Superbowl Ads Start Early

For decades, the annual Superbowl broadcast had been the launching platform for the most innovative and, sometimes, controversial television ads of the year. As the event within the event, viewers have come to expect entertainment, with the ads themselves often outshining the play on the field for brilliance while others are worthy of the promotional equivalent of a Razzie award.

Just a few short years ago, ad content was kept under wraps until the actual airing with nothing more than rumors circulating. Superbowl partygoers would discuss the highlights between plays, with the dissection continuing the next day amongst morning drive radio personalities and around office water coolers. All except the most notable commercial spot would eventually fade into oblivion.

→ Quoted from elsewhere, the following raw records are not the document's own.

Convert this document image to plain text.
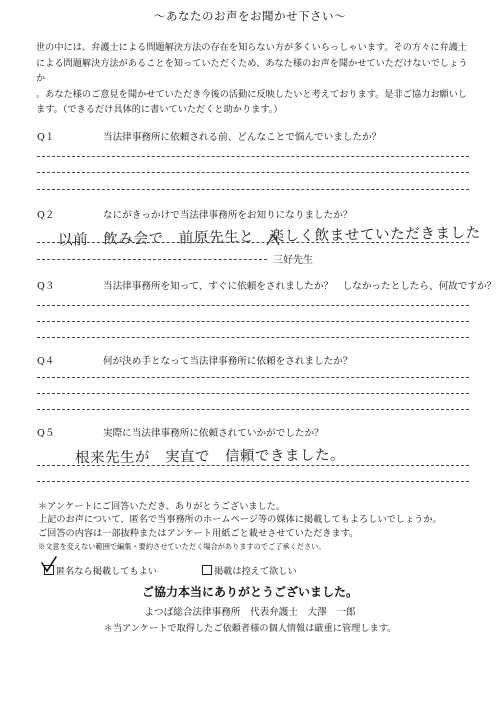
～あなたのお声をお聞かせ下さい～

世の中には、弁護士による問題解決方法の存在を知らない方が多くいらっしゃいます。その方々に弁護士

による問題解決方法があることを知っていただくため、あなた様のお声を聞かせていただけないでしょうか

。あなた様のご意見を聞かせていただき今後の活動に反映したいと考えております。是非ご協力お願いし

ます。（できるだけ具体的に書いていただくと助かります。）

Q１	当法律事務所に依頼される前、どんなことで悩んでいましたか？
Q２	なにがきっかけで当法律事務所をお知りになりましたか？
以前　飲み会で　前原先生と　楽しく飲ませていただきました
三好先生
Q３	当法律事務所を知って、すぐに依頼をされましたか？　しなかったとしたら、何故ですか？
Q４	何が決め手となって当法律事務所に依頼をされましたか？
Q５	実際に当法律事務所に依頼されていかがでしたか？
根来先生が　実直で　信頼できました。

＊アンケートにご回答いただき、ありがとうございました。

上記のお声について、匿名で当事務所のホームページ等の媒体に掲載してもよろしいでしょうか。

ご回答の内容は一部抜粋またはアンケート用紙ごと載せさせていただきます。

※文意を変えない範囲で編集・要約させていただく場合がありますのでご了承ください。

匿名なら掲載してもよい	掲載は控えて欲しい
ご協力本当にありがとうございました。
よつば総合法律事務所　代表弁護士　大澤　一郎
＊当アンケートで取得したご依頼者様の個人情報は厳重に管理します。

For many advertisers, the anticipation that a simple announcement of buying airtime during the Superbowl isn’t enough. Neither is leaking the content of the ad. Now it’s simply not the event within the event, but the event before the event in the form of ad teasers. YouTube is the platform where the drama is in play with major players such as Toyota, Fiat, Coke, Doritos and Mercedes-Benz vying for attention. So far, it’s the Mercedes commercial featuring Kate Upton complete with soap suds, a revealing tank top and Daisy Duke shorts that’s capturing the spotlight. Coke is making a splash by asking online surfers to vote for which character group should make the final cut for the Superbowl ad. Whatever the modus operandi, the teasers represent additional bang for the advertising buck as 30-second spots are going for up to $4 million during the big broadcast.

Exposure is expected to increase during the game itself as viewers, with smartphone devices in hand, will Tweet, Facebook, Redit, Tumble or make their views known on Instagram. These days, a Superbowl ad is nothing without social commentary. That instant chatter is what some advertisers are banking on by holding back video teasers. Just because a teaser hasn’t streamed through thousands of homes doesn’t mean it won’t be worth its advertising weight. Chances are the hidden ones will produce the biggest bang of all.